Illico, presto, bystro !

Ah le bistrot ! Ce lieu sans prétention devrait son nom au mot russe «bystro» qui signifie «vite» ! Son origine remonterait à 1814, durant l’occupation de Paris par les soldats du tsar Alexandre Ier. Ils avaient l’habitude d’houspiller les garçons de café pour être servis plus vite. Aujourd’hui, le bistrot a la particularité de n’être ouvert que durant les heures de repas. C’est ce qui le différencie aussi d’une brasserie, un mélange plus spectaculaire de café-restaurant qui sert des plats typiques à la minute toute la journée, à des prix souvent plus abordables que le resto.

Le «grand dégrisant»

Revenons au café. Au commencement, il y a, bien sûr, le breuvage exotique introduit en Occident au milieu du XVIIe siècle, à l’issue d’un long voyage qui a débuté au Yémen. Un siècle plus tôt, il était arrivé en Perse et dans l’empire ottoman. Ce «grand dégrisant» s’est dégusté à Venise, Vienne, puis Paris, où il s’embourgeoise. Dans ses «Lettres persanes», Montesquieu cite le café raffiné Procope, créé en 1686 et fréquenté par les faiseurs des Lumières, Voltaire et Diderot. Dès le XVIIIe, le terme café désigne par extension l’établissement où le breuvage est bu, mais où d’autres nectars peuvent être consommés… Il se popularise et propose même un encas à manger sur le pouce. Dans «L’Assommoir», en 1876, Émile Zola décrit un monde ouvrier qui s’alcoolise au coin de la rue. L’assommoir, c’est le café de bas étage planqué au fond d’une ruelle, où l’absinthe et le picrate s’ingurgitent sans modération.

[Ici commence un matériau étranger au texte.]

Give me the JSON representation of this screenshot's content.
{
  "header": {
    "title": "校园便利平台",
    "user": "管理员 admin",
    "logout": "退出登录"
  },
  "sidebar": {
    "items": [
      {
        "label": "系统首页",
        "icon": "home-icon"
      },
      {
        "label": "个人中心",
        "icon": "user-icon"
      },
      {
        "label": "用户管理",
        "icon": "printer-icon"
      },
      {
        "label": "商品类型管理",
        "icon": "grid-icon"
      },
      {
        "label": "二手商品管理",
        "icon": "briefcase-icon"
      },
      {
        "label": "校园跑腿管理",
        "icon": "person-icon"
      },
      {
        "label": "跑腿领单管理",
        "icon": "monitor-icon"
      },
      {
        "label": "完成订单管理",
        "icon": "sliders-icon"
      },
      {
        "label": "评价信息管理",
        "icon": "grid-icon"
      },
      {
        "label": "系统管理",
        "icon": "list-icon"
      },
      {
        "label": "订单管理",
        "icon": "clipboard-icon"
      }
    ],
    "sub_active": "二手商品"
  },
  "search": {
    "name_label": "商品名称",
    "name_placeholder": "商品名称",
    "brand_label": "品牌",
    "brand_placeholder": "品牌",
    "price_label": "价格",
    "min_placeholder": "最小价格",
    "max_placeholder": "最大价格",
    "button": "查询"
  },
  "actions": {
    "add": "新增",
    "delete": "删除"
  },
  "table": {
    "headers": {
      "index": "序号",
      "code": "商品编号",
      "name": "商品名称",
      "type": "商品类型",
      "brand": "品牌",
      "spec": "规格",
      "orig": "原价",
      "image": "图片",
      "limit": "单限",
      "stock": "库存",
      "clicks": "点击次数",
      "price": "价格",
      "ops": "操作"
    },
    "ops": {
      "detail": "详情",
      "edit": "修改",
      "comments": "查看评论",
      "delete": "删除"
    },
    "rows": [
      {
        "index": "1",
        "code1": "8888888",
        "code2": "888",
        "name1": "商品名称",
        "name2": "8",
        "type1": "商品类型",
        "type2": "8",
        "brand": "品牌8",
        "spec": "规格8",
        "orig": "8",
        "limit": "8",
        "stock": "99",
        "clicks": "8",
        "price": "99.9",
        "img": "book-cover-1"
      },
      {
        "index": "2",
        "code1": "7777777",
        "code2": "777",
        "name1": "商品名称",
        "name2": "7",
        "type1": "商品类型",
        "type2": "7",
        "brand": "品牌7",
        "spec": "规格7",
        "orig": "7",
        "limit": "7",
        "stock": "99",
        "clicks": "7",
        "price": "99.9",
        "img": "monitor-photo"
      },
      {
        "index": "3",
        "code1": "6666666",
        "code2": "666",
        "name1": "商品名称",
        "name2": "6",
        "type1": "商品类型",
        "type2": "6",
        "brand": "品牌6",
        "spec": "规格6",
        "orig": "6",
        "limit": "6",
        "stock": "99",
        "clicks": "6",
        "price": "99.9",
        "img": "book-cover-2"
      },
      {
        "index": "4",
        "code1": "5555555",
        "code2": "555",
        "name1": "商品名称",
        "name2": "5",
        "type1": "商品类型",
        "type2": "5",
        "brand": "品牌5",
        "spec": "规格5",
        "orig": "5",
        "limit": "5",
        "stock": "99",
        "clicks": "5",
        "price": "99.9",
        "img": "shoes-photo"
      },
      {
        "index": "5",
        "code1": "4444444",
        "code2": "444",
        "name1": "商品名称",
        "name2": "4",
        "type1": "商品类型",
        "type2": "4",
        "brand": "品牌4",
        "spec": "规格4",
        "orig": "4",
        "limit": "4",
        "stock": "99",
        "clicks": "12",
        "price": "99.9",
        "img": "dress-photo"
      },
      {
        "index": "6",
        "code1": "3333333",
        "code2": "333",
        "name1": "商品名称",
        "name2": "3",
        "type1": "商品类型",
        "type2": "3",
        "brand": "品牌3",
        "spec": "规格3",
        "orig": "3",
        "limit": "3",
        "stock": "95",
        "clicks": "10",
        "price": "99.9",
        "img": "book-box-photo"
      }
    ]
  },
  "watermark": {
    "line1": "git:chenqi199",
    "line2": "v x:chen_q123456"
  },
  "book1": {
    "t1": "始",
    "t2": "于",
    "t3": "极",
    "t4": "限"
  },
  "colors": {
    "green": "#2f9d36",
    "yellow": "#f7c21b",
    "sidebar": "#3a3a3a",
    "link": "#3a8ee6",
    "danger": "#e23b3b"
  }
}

Les estaminets «bruxellaient»

Chez nous, les estaminets (petits cafés) fleurissent d’abord un peu partout. Beaucoup s’installent près de brasseries. La bière est servie à la pompe, une invention du mécanicien anglais, Joseph Bramah. Les cafés apparaissent plus tardivement et évolueront sous l’impulsion d’architectes d’Art nouveau. Jusque dans les années 1920, à Bruxelles, une maison sur dix est occupée par un café ou un estaminet !

À chacun son comptoir

Les colombophiles y côtoient les joueurs de cartes, d’échecs, fléchettes et dominos. Face à un client un peu trop éméché, le patron actionne «le zageman», un petit bonhomme surmonté d’une scie qui se met à balancer au bord du comptoir. Il avertit que le client commence à lui «scier» les nerfs… Avec le temps, billards et kickers laisseront la place aux juke-boxes, flippers, bingos, puis jeux d’arcades et consoles. Si le café de quartier n’est heureusement pas mort, sont apparus : les bars à vins, cocktails ou même à soupes ; les cafés-concerts, rhumeries, pubs anglais ; les cafés des sports, des artistes ou littéraires ; les cybercafés, lounge bars ou rock cafés… qui déclinent leurs spécificités depuis les années 1980.